= David Chanoff =

American author

David Chanoff (born November 15, 1943, in Philadelphia) is an American author of non-fiction work. His work has typically involved collaborations with the principal protagonist of the work concerned. His collaborators have included Augustus A. White, Joycelyn Elders, Đoàn Văn Toại, William J. Crowe, Ariel Sharon, Kenneth Good and Felix Zandman, among others. He has also written about a wide range of subjects including literary history, education and foreign for The Washington Post, The New Republic and The New York Times Magazine.

Chanoff founded Sudbury Valley School in Framingham, Massachusetts in 1968. In the late 1970s and early 1980s, he taught English at Tufts University and Harvard University.

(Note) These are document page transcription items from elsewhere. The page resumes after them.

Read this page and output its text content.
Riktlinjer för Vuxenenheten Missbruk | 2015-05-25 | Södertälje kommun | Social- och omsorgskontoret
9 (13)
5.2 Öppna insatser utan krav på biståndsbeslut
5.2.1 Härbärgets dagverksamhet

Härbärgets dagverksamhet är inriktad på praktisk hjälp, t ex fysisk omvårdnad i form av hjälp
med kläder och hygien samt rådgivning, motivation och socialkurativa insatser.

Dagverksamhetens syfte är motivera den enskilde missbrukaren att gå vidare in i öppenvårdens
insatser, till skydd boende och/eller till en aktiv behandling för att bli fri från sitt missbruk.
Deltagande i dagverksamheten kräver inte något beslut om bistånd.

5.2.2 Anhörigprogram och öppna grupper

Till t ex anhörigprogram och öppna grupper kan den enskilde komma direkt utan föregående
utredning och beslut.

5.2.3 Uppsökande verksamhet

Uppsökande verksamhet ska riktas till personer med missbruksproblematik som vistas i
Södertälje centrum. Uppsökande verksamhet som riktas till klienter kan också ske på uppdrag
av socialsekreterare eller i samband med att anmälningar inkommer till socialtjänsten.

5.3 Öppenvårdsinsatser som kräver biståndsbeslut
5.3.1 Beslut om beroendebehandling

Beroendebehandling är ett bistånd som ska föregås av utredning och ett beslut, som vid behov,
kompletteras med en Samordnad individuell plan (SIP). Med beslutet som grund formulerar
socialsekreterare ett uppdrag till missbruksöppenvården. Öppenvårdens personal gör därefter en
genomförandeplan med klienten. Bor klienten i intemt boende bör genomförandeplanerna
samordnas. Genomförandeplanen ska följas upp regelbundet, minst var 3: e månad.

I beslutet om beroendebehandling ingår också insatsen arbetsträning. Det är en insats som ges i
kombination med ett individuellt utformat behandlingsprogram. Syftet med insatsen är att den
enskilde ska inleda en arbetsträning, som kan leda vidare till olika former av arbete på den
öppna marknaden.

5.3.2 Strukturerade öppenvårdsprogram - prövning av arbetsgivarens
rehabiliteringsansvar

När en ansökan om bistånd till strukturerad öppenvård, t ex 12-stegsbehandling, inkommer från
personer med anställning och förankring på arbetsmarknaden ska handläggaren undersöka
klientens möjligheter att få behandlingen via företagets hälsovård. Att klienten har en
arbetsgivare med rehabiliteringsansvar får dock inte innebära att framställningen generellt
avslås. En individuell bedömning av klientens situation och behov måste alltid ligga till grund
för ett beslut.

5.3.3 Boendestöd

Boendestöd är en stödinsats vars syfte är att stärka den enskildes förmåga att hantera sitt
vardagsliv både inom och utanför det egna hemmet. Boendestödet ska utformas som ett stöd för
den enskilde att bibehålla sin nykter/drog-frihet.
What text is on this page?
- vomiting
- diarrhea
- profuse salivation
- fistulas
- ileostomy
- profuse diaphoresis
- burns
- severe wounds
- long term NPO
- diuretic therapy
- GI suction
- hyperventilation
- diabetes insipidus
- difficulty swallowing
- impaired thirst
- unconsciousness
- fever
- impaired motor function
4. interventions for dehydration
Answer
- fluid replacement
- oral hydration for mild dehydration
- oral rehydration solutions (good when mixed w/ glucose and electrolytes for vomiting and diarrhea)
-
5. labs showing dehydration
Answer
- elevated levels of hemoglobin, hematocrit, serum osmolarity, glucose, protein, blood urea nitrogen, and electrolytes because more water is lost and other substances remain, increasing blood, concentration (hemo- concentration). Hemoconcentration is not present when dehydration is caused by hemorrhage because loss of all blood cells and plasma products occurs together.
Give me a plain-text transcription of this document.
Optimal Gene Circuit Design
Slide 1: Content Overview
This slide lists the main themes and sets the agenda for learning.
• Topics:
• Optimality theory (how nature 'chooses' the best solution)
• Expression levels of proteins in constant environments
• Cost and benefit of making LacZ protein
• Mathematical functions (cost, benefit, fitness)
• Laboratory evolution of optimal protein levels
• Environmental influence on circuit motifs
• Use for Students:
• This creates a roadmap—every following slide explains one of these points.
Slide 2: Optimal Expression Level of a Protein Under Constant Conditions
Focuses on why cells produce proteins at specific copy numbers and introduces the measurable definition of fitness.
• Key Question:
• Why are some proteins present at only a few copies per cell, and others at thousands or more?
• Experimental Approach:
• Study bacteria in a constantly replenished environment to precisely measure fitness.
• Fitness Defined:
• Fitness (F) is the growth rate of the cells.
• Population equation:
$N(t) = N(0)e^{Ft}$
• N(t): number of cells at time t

In 2015, Chanoff's Breaking Ground: My Life in Medicine, co-written with Louis W. Sullivan, won the NAACP Image Award for Outstanding Literary Work – Biography/Autobiography.

== Personal life ==
Chanoff was born November 15, 1943, in Philadelphia to William and Golda Chanoff. He received a Bachelor of Arts from Johns Hopkins University in 1965, after which he attended Brandeis University, where he earned a Master of Arts in 1967 and a Doctor of Philosophy in 1973.

On February 18, 1968, Chanoff married Liisa Laikari. He has three children.

Chanoff is ethically Jewish.

== Publications ==
- Toại, Đoàn Văn and David Chanoff. (1979). The Vietnamese Gulag, Simon & Schuster.
- Tảng, Trương Như, with David Chanoff and Đoàn Văn Toại. (1985). A Vietcong Memoir: An Inside Account of the Vietnam War and Its Aftermath, Vintage Books.
- Chanoff, David and Đoàn Văn Toại. (1986). Portrait of the Enemy, Random House.
- Chanoff, David and Đoàn Văn Toại. (1986). Vietnam: A Portrait of Its People at War, I.B. Tauris Publishers.
- Bui, Diem with David Chanoff. (1987). In the Jaws of History, Houghton Mifflin.
- Sharon, Ariel, with David Chanoff. (1989). Warrior: the autobiography of Ariel Sharon; New York : Simon and Schuster.
- Deforest, Orin and David Chanoff. (1990). Slow Burn: The Rise and Bitter Fall of American Intelligence in Vietnam, Houghton Mifflin.
- Good, Kenneth and David Chanoff. (1992). Into the heart: one man's pursuit of love and knowledge among the Yanomami, Ulverscroft.
- Crowe, William J. and David Chanoff. (1993). The line of fire: from Washington to the Gulf, the politics and battles of the new military, Simon & Schuster.
- Zandman, Felix and David Chanoff. (1995). Never the last journey: a Fortune 500 founder's life story from Holocaust survivor to victor on Wall Street, Shocken.
- Elders, M Joycelyn and David Chanoff. (1996). Joycelyn Elders, M.D.: from sharecropper's daughter to surgeon general of the United States of America, Morrow.
- Nuwere, Ejovi and David Chanoff. (2002). Hacker Cracker: A Journey from the Mean Streets of Brooklyn to the Frontiers of Cyberspace, Morrow.
- Damone, Vic and David Chanoff. (2009). Singing Was the Easy Part, St. Martin's.
- White, Augustus A. and David Chanoff. (2011). Seeing Patients: Unconscious Bias in Health Care, Harvard University Press.
- Sullivan, Louis W., with David Chanoff. (2014). Breaking Ground: My Life in Medicine, University of Georgia Press.
- Chanoff, Sasha with David Chanoff. (2016). From Crisis to Calling: Finding Your Moral Center in the Toughest Decisions, Barrett-Koehler Publishers.
- Chanoff, David and Louis W. Sullivan. (2022). We'll Fight It Out Here: A History of the Ongoing Struggle for Health Equity, Johns Hopkins University Press.
- Chanoff, David. (2025). Anthony Benezet: Quaker, Abolitionist, Anti-Racist, University of Georgia Press.